A total of 1259 participants were included in the study. The subjects ranged in age from 13-21 years with a median age of 18. Additional information indicates that 638 participants were black, 569 were Hispanic, 43 reported another race/ethnicity, and race/ethnicity was unspecified for 9. Among the participants, the median age for first sexual activity was 14.8 years, and 1161 participants reported having had oral sex.
DNA from collected samples was tested for more than 40 HPV types using a protocol based on the MY09/MY11 polymerase chain reaction platform. HPV DNA was detected in baseline oral rinse samples in 78 of 1259 participants, with a significant decrease in oral HPV detection with time since first engaging in sexual activities. Oncogenic HPV types were detected in 21 participants, 4vHPV vaccine types were detected in 8. The greatest prevalence of oral HPV was detected at age 16 years for all types.

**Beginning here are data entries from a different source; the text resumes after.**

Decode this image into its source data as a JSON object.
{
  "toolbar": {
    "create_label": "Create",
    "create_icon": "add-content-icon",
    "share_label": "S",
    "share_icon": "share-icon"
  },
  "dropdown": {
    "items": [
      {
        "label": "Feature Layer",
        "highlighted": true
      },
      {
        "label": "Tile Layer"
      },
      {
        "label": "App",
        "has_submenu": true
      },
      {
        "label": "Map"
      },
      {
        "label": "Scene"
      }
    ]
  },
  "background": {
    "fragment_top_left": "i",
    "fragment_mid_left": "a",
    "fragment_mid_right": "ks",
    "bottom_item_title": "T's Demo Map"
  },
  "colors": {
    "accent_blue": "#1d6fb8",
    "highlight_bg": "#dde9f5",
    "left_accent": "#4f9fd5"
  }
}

Detection of HPV-6, HPV-11, HPV-16, and HPV-18 was significantly lower among participants who had received at least 1 dose of the quadrivalent HPV vaccine at time of enrollment compared with participants who were unvaccinated. At enrollment, 192 of the 1259 study participants had not received the 4vHPV vaccine.
Study authors assessed associations with sexual activity and other putative risk factors, noting that they “observed no significant associations with giving or receiving oral sex compared with those who reported no oral sex after adjustment for age.”
“In contrast,” authors explained they “observed a significant decrease in oral HPV detection with years since first engaging in sexual activity, comparing participants who engaged in sex 4 or more years versus 1 year or less before testing.”
Authors concluded that their data “do not provide strong support of a sexual transmission model for oral HPV acquisition, although detection was highest soon after initiation of sexual activity.” The presence of cervical HPV was itself significantly associated with detection of oral HPV, “suggesting that the anogenital region may be a source and that transmission could involve digital transfer or autoinoculation.”
Authors continued that “consistent with previous studies, we report that any sexual activity, not just oral sex, may be associated with oral HPV detection. In comparison with previous studies, however, we observed no association between the likelihood of HPV detection in the oral cavity and number of oral sex partners, vaginal sex partners, or both. This may be owing in part to the lack of a reference group of individuals who had not engaged in sexual activity in our study cohort.”